The Seventh Circuit affirmed that all claims, with the exception of the takings claims, lacked jurisdiction because the plaintiffs had not alleged specific injuries. The court subject the takings claim, however, to a separate analysis, because it saw a "glimmer of concreteness" in that claim (don't worry, it still affirmed the dismissal). Jump up to page 7 of the slip opinion if you don't want to hear about the nuances of federal court standing.
The opinion first noted that "[t]he Businesses do not allege any physical invasion or direct appropriation of their property." Slip op. at 7. So Cedar Point is out. So the only thing left is regulatory takings. On that, the court didn't need to ask whether the plaintiffs were alleging a Lucas wipeout or a Penn Central ad hoc taking, because it concluded that the complaint was too vague to figure out what the plaintiffs were claiming:
“While legal conclusions can provide the complaint’s framework, they must be supported by factual allegations.” Iqbal, 556 U.S. at 679. The Businesses have asserted legal conclusions, but they have not supported those conclusions with factual allegations that plausibly suggest that the Governor’s orders constituted regulatory takings. How much money did they lose? How long was each Business closed? Did one or more of them use its property in other, albeit less lucrative, ways? We don’t know. Allegations such as “Plaintiff Businesses were unable to open for business[]” and “Plaintiffs stand on the precipice of economic collapse” express conclusion, not facts that would permit an inference of the total or near-total deprivation of use or value required by Lucas and Penn Central.
Slip op. at 8.
The court called the pleading requirements in takings cases "demanding." See id. ("Our examination of the amended complaint convinces us that Plaintiffs have not met the demanding test for alleging a regulatory taking."). But we're not sure what's so "demanding" about making allegations that answer the questions the court posed. After all, Twiqbal's plausibility requirement has not overruled Rule 8's notice pleading standards, and as long as the defendant is on notice of the claims being made against it, we thought that was enough. Takings cases are not fraud cases, and you don't have to plead with particularly (or do you, Seventh Circuit?).

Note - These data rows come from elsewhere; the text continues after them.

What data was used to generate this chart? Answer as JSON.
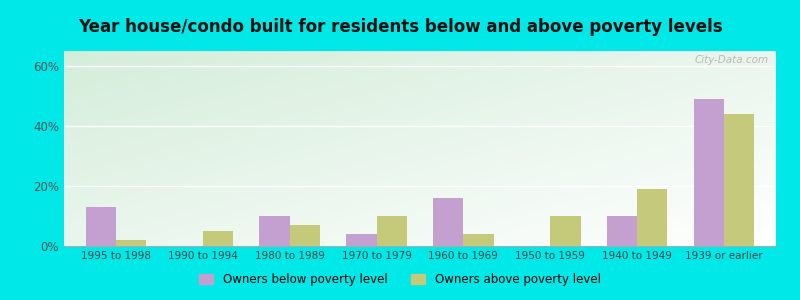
{
  "categories": [
    "1995 to 1998",
    "1990 to 1994",
    "1980 to 1989",
    "1970 to 1979",
    "1960 to 1969",
    "1950 to 1959",
    "1940 to 1949",
    "1939 or earlier"
  ],
  "below_poverty": [
    13,
    0,
    10,
    4,
    16,
    0,
    10,
    49
  ],
  "above_poverty": [
    2,
    5,
    7,
    10,
    4,
    10,
    19,
    44
  ],
  "below_color": "#c4a0d0",
  "above_color": "#c5c97a",
  "title": "Year house/condo built for residents below and above poverty levels",
  "title_fontsize": 12,
  "ylim": [
    0,
    65
  ],
  "yticks": [
    0,
    20,
    40,
    60
  ],
  "ytick_labels": [
    "0%",
    "20%",
    "40%",
    "60%"
  ],
  "legend_below": "Owners below poverty level",
  "legend_above": "Owners above poverty level",
  "bg_outer": "#00e8e8",
  "bg_plot_topleft": "#d4edda",
  "bg_plot_bottomright": "#f8fff8",
  "bar_width": 0.35,
  "watermark": "City-Data.com"
}
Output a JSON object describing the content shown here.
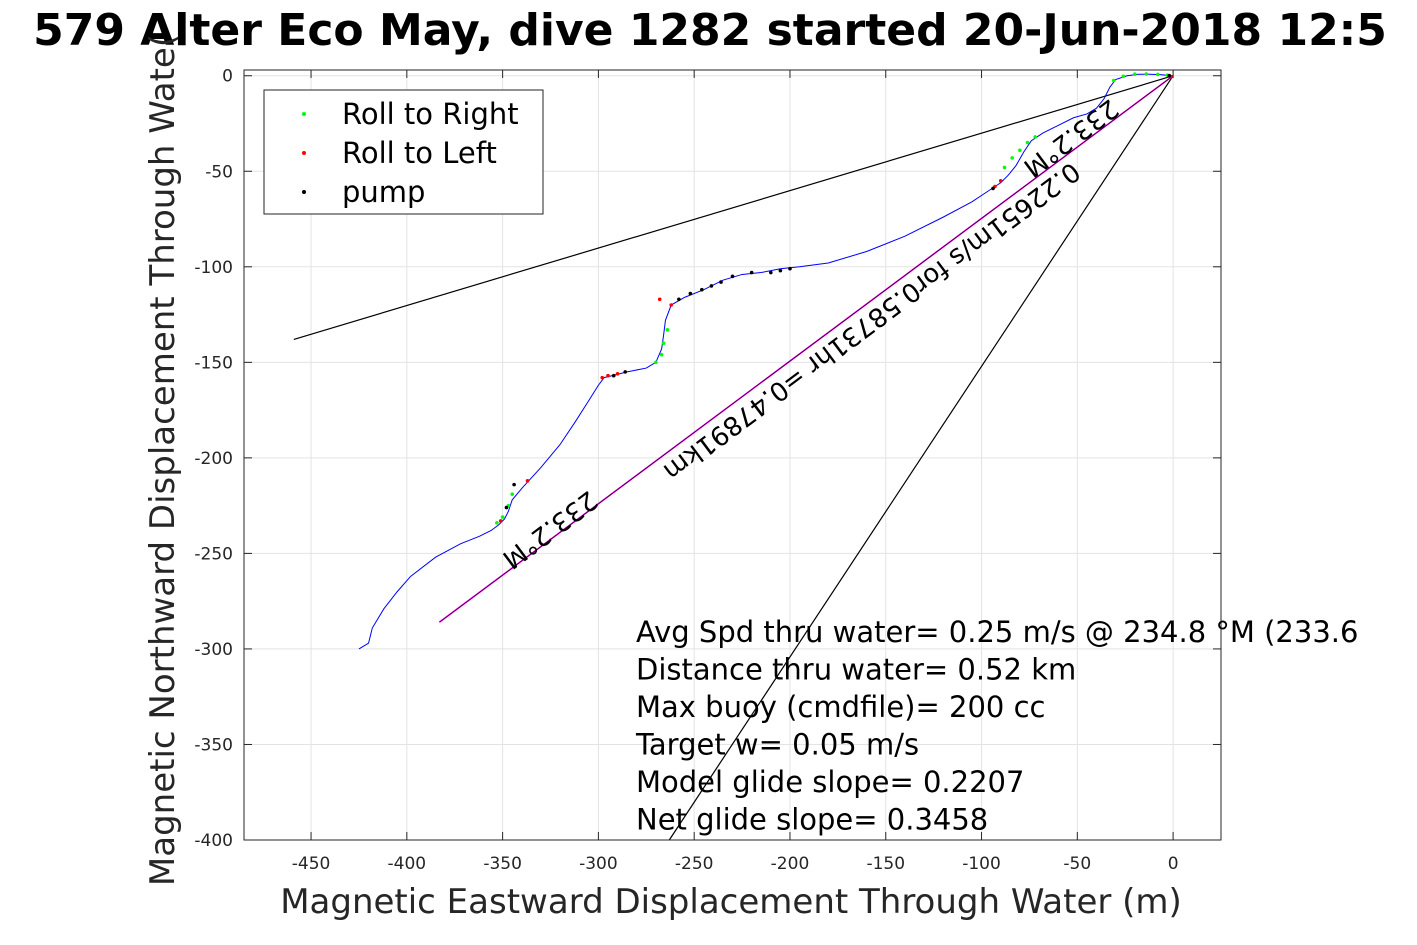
{
  "chart_data": {
    "type": "line",
    "title": "579 Alter Eco May, dive 1282 started 20-Jun-2018 12:5",
    "xlabel": "Magnetic Eastward Displacement Through Water (m)",
    "ylabel": "Magnetic Northward Displacement Through Wate(",
    "xlim": [
      -485,
      25
    ],
    "ylim": [
      -400,
      3
    ],
    "xticks": [
      -450,
      -400,
      -350,
      -300,
      -250,
      -200,
      -150,
      -100,
      -50,
      0
    ],
    "yticks": [
      0,
      -50,
      -100,
      -150,
      -200,
      -250,
      -300,
      -350,
      -400
    ],
    "grid": true,
    "colors": {
      "track": "#0000ff",
      "roll_right": "#00ff00",
      "roll_left": "#ff0000",
      "pump": "#000000",
      "vector": "#ff00ff",
      "guide": "#000000"
    },
    "legend": {
      "position": "top-left",
      "entries": [
        {
          "label": "Roll to Right",
          "color": "#00ff00"
        },
        {
          "label": "Roll to Left",
          "color": "#ff0000"
        },
        {
          "label": "pump",
          "color": "#000000"
        }
      ]
    },
    "series": [
      {
        "name": "track",
        "color": "#0000ff",
        "x": [
          0,
          -6,
          -12,
          -18,
          -24,
          -30,
          -33,
          -36,
          -40,
          -45,
          -52,
          -60,
          -68,
          -74,
          -78,
          -82,
          -86,
          -90,
          -96,
          -105,
          -120,
          -140,
          -160,
          -180,
          -195,
          -205,
          -215,
          -225,
          -235,
          -245,
          -255,
          -262,
          -265,
          -266,
          -267,
          -270,
          -275,
          -285,
          -293,
          -297,
          -300,
          -305,
          -312,
          -320,
          -330,
          -340,
          -345,
          -347,
          -349,
          -352,
          -356,
          -362,
          -372,
          -385,
          -398,
          -405,
          -412,
          -418,
          -420,
          -425
        ],
        "y": [
          0,
          0.5,
          0.8,
          0.8,
          0,
          -2,
          -6,
          -12,
          -17,
          -20,
          -22,
          -26,
          -30,
          -34,
          -40,
          -47,
          -52,
          -56,
          -60,
          -66,
          -74,
          -84,
          -92,
          -98,
          -100,
          -101,
          -103,
          -104,
          -107,
          -112,
          -116,
          -120,
          -128,
          -136,
          -143,
          -150,
          -153,
          -155,
          -157,
          -158,
          -162,
          -170,
          -181,
          -193,
          -205,
          -216,
          -222,
          -228,
          -232,
          -235,
          -238,
          -241,
          -245,
          -252,
          -262,
          -270,
          -279,
          -289,
          -297,
          -300
        ]
      },
      {
        "name": "vector",
        "color": "#ff00ff",
        "x": [
          0,
          -383
        ],
        "y": [
          0,
          -286
        ]
      },
      {
        "name": "guide-left",
        "color": "#000000",
        "x": [
          0,
          -459
        ],
        "y": [
          0,
          -138
        ]
      },
      {
        "name": "guide-right",
        "color": "#000000",
        "x": [
          0,
          -263
        ],
        "y": [
          0,
          -400
        ]
      }
    ],
    "markers": {
      "roll_right": [
        [
          -3,
          0.3
        ],
        [
          -8,
          0.7
        ],
        [
          -14,
          0.9
        ],
        [
          -20,
          0.8
        ],
        [
          -26,
          -0.3
        ],
        [
          -31,
          -2.5
        ],
        [
          -72,
          -32
        ],
        [
          -76,
          -35
        ],
        [
          -80,
          -39
        ],
        [
          -84,
          -43
        ],
        [
          -88,
          -48
        ],
        [
          -264,
          -133
        ],
        [
          -266,
          -140
        ],
        [
          -267,
          -146
        ],
        [
          -270,
          -150
        ],
        [
          -345,
          -219
        ],
        [
          -347,
          -225
        ],
        [
          -350,
          -231
        ],
        [
          -353,
          -234
        ]
      ],
      "roll_left": [
        [
          -1,
          -0.5
        ],
        [
          -90,
          -55
        ],
        [
          -93,
          -58
        ],
        [
          -262,
          -120
        ],
        [
          -268,
          -117
        ],
        [
          -290,
          -156
        ],
        [
          -295,
          -157
        ],
        [
          -298,
          -158
        ],
        [
          -337,
          -212
        ],
        [
          -351,
          -233
        ]
      ],
      "pump": [
        [
          -2,
          0
        ],
        [
          -94,
          -59
        ],
        [
          -220,
          -103
        ],
        [
          -230,
          -105
        ],
        [
          -236,
          -108
        ],
        [
          -241,
          -110
        ],
        [
          -246,
          -112
        ],
        [
          -252,
          -114
        ],
        [
          -258,
          -117
        ],
        [
          -200,
          -101
        ],
        [
          -205,
          -102
        ],
        [
          -210,
          -103
        ],
        [
          -286,
          -155
        ],
        [
          -292,
          -157
        ],
        [
          -344,
          -214
        ],
        [
          -348,
          -226
        ]
      ]
    },
    "annotations": [
      {
        "text": "233.2°M",
        "x": -56,
        "y": -29,
        "rotation": 143.2
      },
      {
        "text": "233.2°M",
        "x": -328,
        "y": -234,
        "rotation": 143.2
      },
      {
        "text": "0.22651m/s for0.58731hr =0.47891km",
        "x": -160,
        "y": -125,
        "rotation": 143.2
      }
    ],
    "stats": [
      "Avg Spd thru water=  0.25 m/s @ 234.8 °M (233.6",
      "Distance thru water=  0.52 km",
      "Max buoy (cmdfile)= 200 cc",
      "Target w= 0.05 m/s",
      "Model glide slope= 0.2207",
      "Net glide slope= 0.3458"
    ]
  }
}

So here's your tip of the day: plead more, not less, in takings cases. We know you don't have to. But it will save time if you do.
And the court's final words about the takings claim seem to go out of the way to rub a bit of salt in the plaintiffs' wounds:
As we recently noted in a different but related context, while the preferred or intended use of many business properties was limited or even prohibited by the Governor’s COVID orders, those orders did not deprive property owners of all uses to which their premises might be put. See Sandy Point Dental, P.C., et al. v. Cincinnati Ins. Co., 20 F.4th 327, 335 (7th Cir. 2021). Like the plaintiffs in Sandy Point, the Businesses were free to make other uses of their properties consistent with the closure orders. See id. That such uses would not have been their preferred or most profitable uses does not mean that the closure orders effected a regulatory taking. This complaint fails to move the needle from the possible to the plausible with respect to the alleged Takings claim. It thus fails to state a claim upon which relief can be granted. See Fed. R. Civ. P. 12(b)(6).

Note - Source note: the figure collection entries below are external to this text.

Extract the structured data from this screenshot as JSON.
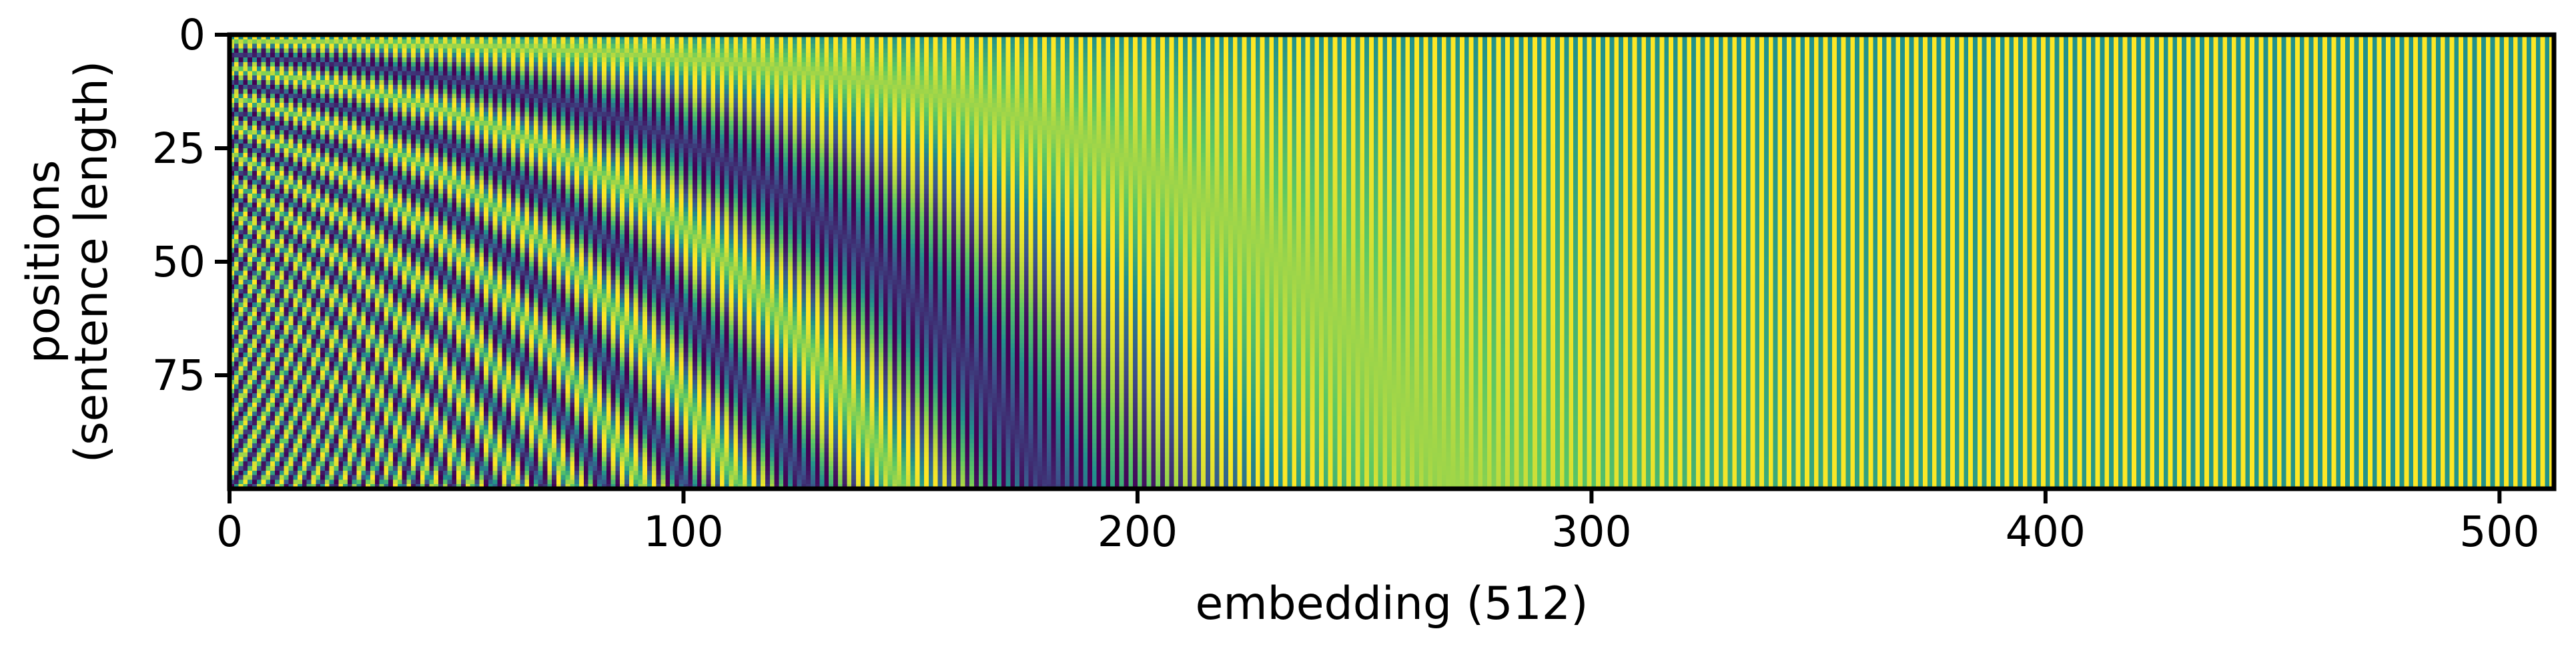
{
  "chart_data": {
    "type": "heatmap",
    "title": "",
    "description_visible": false,
    "xlabel": "embedding (512)",
    "ylabel_lines": [
      "positions",
      "(sentence length)"
    ],
    "rows": 100,
    "cols": 512,
    "xlim": [
      0,
      512
    ],
    "ylim": [
      0,
      100
    ],
    "y_inverted": true,
    "x_ticks": [
      0,
      100,
      200,
      300,
      400,
      500
    ],
    "y_ticks": [
      0,
      25,
      50,
      75
    ],
    "value_function": "sinusoidal positional encoding: even columns sin(pos / 10000^(i/512)), odd columns cos(pos / 10000^((i-1)/512))",
    "value_range": [
      -1,
      1
    ],
    "colormap": "viridis",
    "colormap_stops": [
      "#440154",
      "#3b528b",
      "#21918c",
      "#5ec962",
      "#fde725"
    ],
    "grid": false,
    "legend": "none"
  }
}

Slip op. at 9. Hear that restaurant and bar owners? ... Shame on you for not retooling and opening up as an auto repair shop.
We understand that yes, the court's statement may be theoretically and legally accurate, but it is at the very least very tone-deaf, and blind to the everyday realities of the physical and regulatory milieu that most businesses operate under.
For our general thoughts on emergency takings, see our article, Evaluating Emergency Takings: Flattening the Economic Curve, 29 Wm. & Mary Bill of Rights J. 1145 (2021).